The PS5 Music Is A Whole Existential Mood

The PS5 Music Is A Whole Existential Mood

Last night I set up my PS5, started to download some games, and was immediately sucked through a haunting wormhole of self reflection by the next-gen system’s brooding menu music.

I’ve been following all of the pre-release news and read dozens of PS5 reviews, including Kotaku’s own, so I had a pretty good idea of what to expect from Sony’s new hardware. But I wasn’t prepared for just how mysteriously menacing and melancholy its home screen would sound. I booted up the system ready to be dazzled by the DualSense’s new haptics while collecting coins in whimsical levels as Sony’s adorable Astro Bot, not to find myself inhabiting the mental space of someone who’s just been confronted by the yawning cosmic void of the universe

The breezy, shimmering music of the PS4 home menu this is not. Seriously, take a listen:

I sat for 10 minutes as Demon’s Souls Remastered downloaded, waiting for a chipper, more hopeful turn in the dark ambient track that played while I did so, but it never came. Did Brian Eno’s evil twin make this?
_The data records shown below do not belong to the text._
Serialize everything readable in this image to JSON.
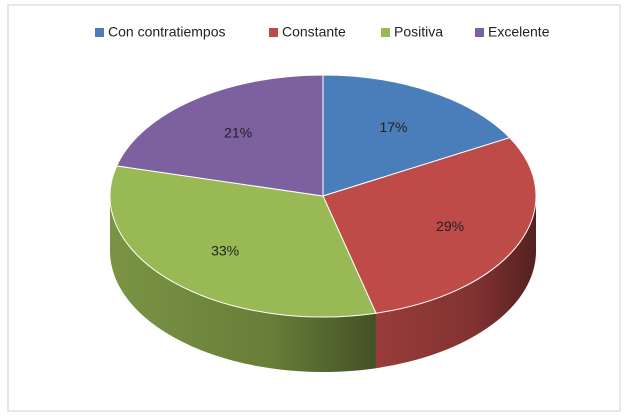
{
  "chart_data": {
    "type": "pie",
    "categories": [
      "Con contratiempos",
      "Constante",
      "Positiva",
      "Excelente"
    ],
    "values": [
      17,
      29,
      33,
      21
    ],
    "value_labels": [
      "17%",
      "29%",
      "33%",
      "21%"
    ],
    "colors": [
      "#4a7ebb",
      "#be4b48",
      "#98b954",
      "#7d60a0"
    ],
    "legend": "top"
  }
}
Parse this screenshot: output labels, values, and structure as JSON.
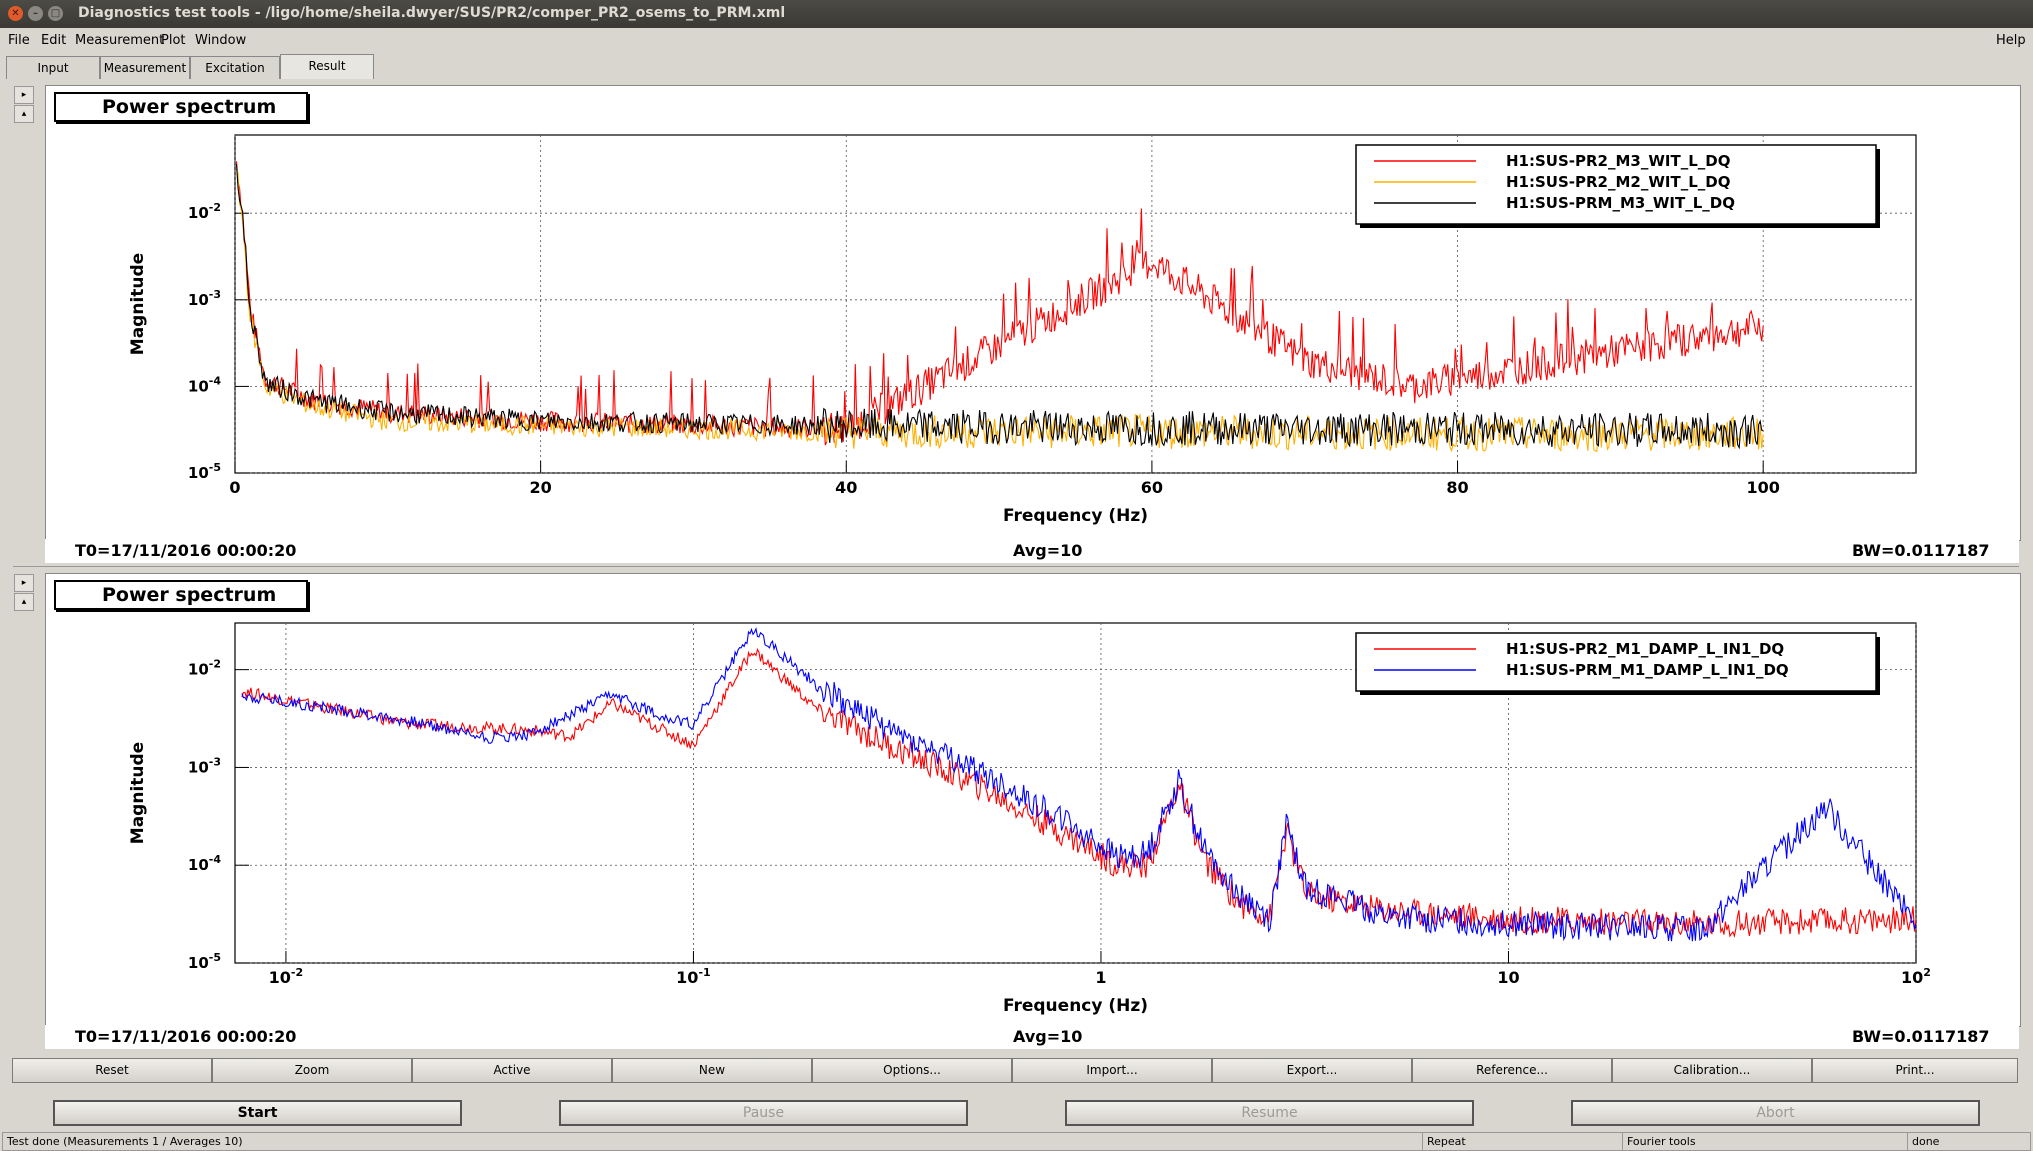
{
  "window": {
    "title": "Diagnostics test tools - /ligo/home/sheila.dwyer/SUS/PR2/comper_PR2_osems_to_PRM.xml",
    "controls": [
      "close-icon",
      "minimize-icon",
      "maximize-icon"
    ]
  },
  "menu": {
    "file": "File",
    "edit": "Edit",
    "measurement": "Measurement",
    "plot": "Plot",
    "window": "Window",
    "help": "Help"
  },
  "tabs": [
    "Input",
    "Measurement",
    "Excitation",
    "Result"
  ],
  "active_tab": "Result",
  "plots": [
    {
      "panel_title": "Power spectrum",
      "t0": "T0=17/11/2016 00:00:20",
      "avg": "Avg=10",
      "bw": "BW=0.0117187"
    },
    {
      "panel_title": "Power spectrum",
      "t0": "T0=17/11/2016 00:00:20",
      "avg": "Avg=10",
      "bw": "BW=0.0117187"
    }
  ],
  "chart_data": [
    {
      "type": "line",
      "xlabel": "Frequency (Hz)",
      "ylabel": "Magnitude",
      "xscale": "linear",
      "yscale": "log",
      "xlim": [
        0,
        110
      ],
      "ylim": [
        1e-05,
        0.08
      ],
      "xticks": [
        "0",
        "20",
        "40",
        "60",
        "80",
        "100"
      ],
      "yticks": [
        "10^-5",
        "10^-4",
        "10^-3",
        "10^-2"
      ],
      "grid": true,
      "legend_position": "top-right",
      "series": [
        {
          "name": "H1:SUS-PR2_M3_WIT_L_DQ",
          "color": "#ff0000",
          "x": [
            0.1,
            0.5,
            1,
            1.5,
            2,
            5,
            10,
            20,
            40,
            60,
            70,
            77,
            100
          ],
          "y": [
            0.04,
            0.01,
            0.0008,
            0.0003,
            0.00012,
            7e-05,
            5e-05,
            4e-05,
            3.2e-05,
            0.0028,
            0.0002,
            0.0001,
            0.0005
          ]
        },
        {
          "name": "H1:SUS-PR2_M2_WIT_L_DQ",
          "color": "#ffb000",
          "x": [
            0.1,
            0.5,
            1,
            2,
            5,
            10,
            20,
            40,
            60,
            80,
            100
          ],
          "y": [
            0.03,
            0.008,
            0.0006,
            0.0001,
            6e-05,
            4e-05,
            3.5e-05,
            3e-05,
            3e-05,
            2.8e-05,
            2.8e-05
          ]
        },
        {
          "name": "H1:SUS-PRM_M3_WIT_L_DQ",
          "color": "#000000",
          "x": [
            0.1,
            0.5,
            1,
            2,
            5,
            10,
            20,
            40,
            60,
            80,
            100
          ],
          "y": [
            0.035,
            0.009,
            0.0007,
            0.00011,
            7e-05,
            5e-05,
            4e-05,
            3.5e-05,
            3.3e-05,
            3.2e-05,
            3.1e-05
          ]
        }
      ]
    },
    {
      "type": "line",
      "xlabel": "Frequency (Hz)",
      "ylabel": "Magnitude",
      "xscale": "log",
      "yscale": "log",
      "xlim": [
        0.0075,
        100
      ],
      "ylim": [
        1e-05,
        0.03
      ],
      "xticks": [
        "10^-2",
        "10^-1",
        "1",
        "10",
        "10^2"
      ],
      "yticks": [
        "10^-5",
        "10^-4",
        "10^-3",
        "10^-2"
      ],
      "grid": true,
      "legend_position": "top-right",
      "series": [
        {
          "name": "H1:SUS-PR2_M1_DAMP_L_IN1_DQ",
          "color": "#ff0000",
          "x": [
            0.0078,
            0.02,
            0.04,
            0.05,
            0.063,
            0.09,
            0.1,
            0.14,
            0.2,
            0.3,
            0.5,
            0.8,
            1.1,
            1.3,
            1.55,
            1.8,
            2.2,
            2.6,
            2.85,
            3.2,
            5,
            10,
            30,
            100
          ],
          "y": [
            0.006,
            0.0028,
            0.0024,
            0.0021,
            0.0045,
            0.0021,
            0.0017,
            0.016,
            0.004,
            0.0017,
            0.00065,
            0.00022,
            0.0001,
            0.0001,
            0.00065,
            0.00011,
            4e-05,
            3e-05,
            0.00022,
            5e-05,
            3.5e-05,
            2.8e-05,
            2.5e-05,
            2.8e-05
          ]
        },
        {
          "name": "H1:SUS-PRM_M1_DAMP_L_IN1_DQ",
          "color": "#0000ff",
          "x": [
            0.0078,
            0.02,
            0.032,
            0.04,
            0.063,
            0.09,
            0.1,
            0.14,
            0.2,
            0.3,
            0.5,
            0.8,
            1.1,
            1.3,
            1.55,
            1.8,
            2.2,
            2.6,
            2.85,
            3.2,
            5,
            10,
            30,
            60,
            100
          ],
          "y": [
            0.0055,
            0.003,
            0.002,
            0.0022,
            0.0055,
            0.003,
            0.0028,
            0.026,
            0.007,
            0.0025,
            0.0009,
            0.0003,
            0.00012,
            0.00013,
            0.0007,
            0.00014,
            5e-05,
            2.8e-05,
            0.00025,
            6e-05,
            3e-05,
            2.5e-05,
            2.2e-05,
            0.0004,
            2.5e-05
          ]
        }
      ]
    }
  ],
  "function_buttons": [
    "Reset",
    "Zoom",
    "Active",
    "New",
    "Options...",
    "Import...",
    "Export...",
    "Reference...",
    "Calibration...",
    "Print..."
  ],
  "control_buttons": {
    "start": "Start",
    "pause": "Pause",
    "resume": "Resume",
    "abort": "Abort"
  },
  "status": {
    "message": "Test done (Measurements 1 / Averages 10)",
    "mode": "Repeat",
    "tool": "Fourier tools",
    "state": "done"
  }
}
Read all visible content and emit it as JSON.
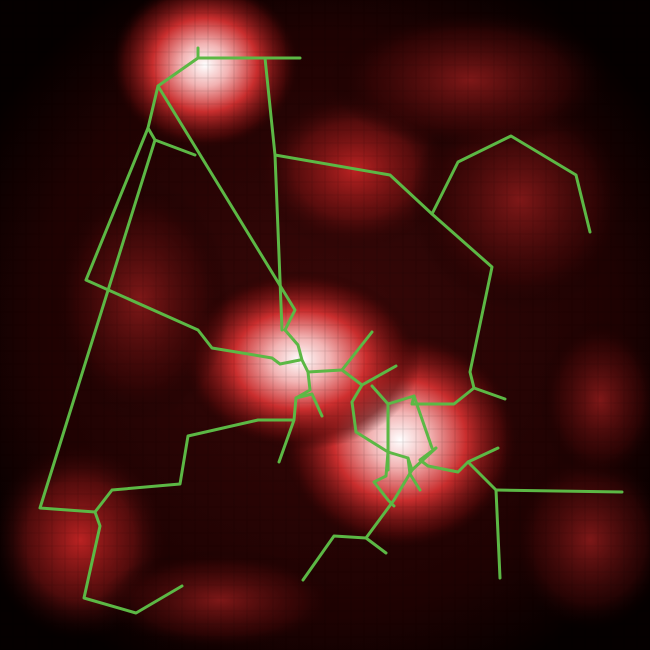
{
  "colors": {
    "background": "#000000",
    "heat_low": "#1a0000",
    "heat_mid": "#b01c1c",
    "heat_high": "#f2a0a0",
    "heat_peak": "#ffffff",
    "skeleton": "#5cb845"
  }
}
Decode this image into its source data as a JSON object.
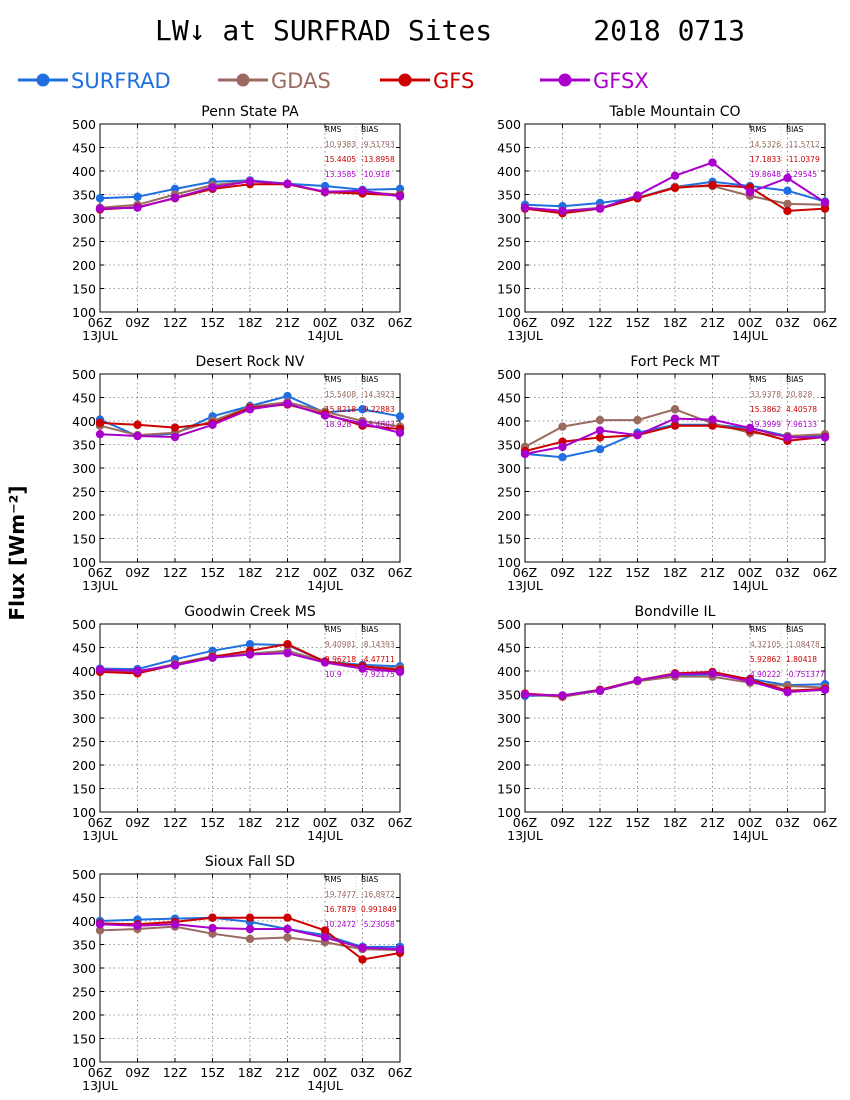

The calm and searching tones are there, but the hopeful possibilities are not.

The new theme actually makes me feel like I’m an extra in one of those scenes from an early 2010s white collar thriller where very rich business dudes in crisp suits have to reckon with the meaninglessness of their lives while surrounded by the Nordstrom designer collection. Maybe you know the type I’m talking about: Changing Lanes, Michael Clayton, Margin Call, Arbitrage. People in fancy offices in the downtowns of global capital centres scheming how to steal their share and occasionally realising, either over an expensive glass of 25-year old Scotch or while driving their luxury BMW, that they just might be wasting their lives. (Or, if you’re Michael Clayton, it happens out in a field while trying to pet some horses.)

It’s a very particular sort of ennui to capture in a next-gen console and bring into the homes of millions of people.

Screenshot: Sony
Screenshot: Sony

I’m not saying it’s bad. It’s morbidly intriguing, even grimly inspiring. It almost feels fitting, in a way. Spending a lot of time playing games late at night in a small dark room and rarely leaving the house coupled with This Year™️ does at times make me contemplate the world and what I’m doing in it. Now my PS5 is on the same wavelength.

Maybe the music makes you think of something else entirely. Whatever the case, it is certainly a choice Sony made, and a far cry from the triumphant upswell of music of its PlayStation Studios intro. The PS5 won’t be the world’s last gaming console, but it definitely sounds like one meant to be played at the end of the world, or perhaps in the aftermath of the collapse. With The Last of Us 2 behind us, the recent wave of post-apocalyptic games might finally have peaked, but it seems the start of the post-apocalyptic home interface has only just begun.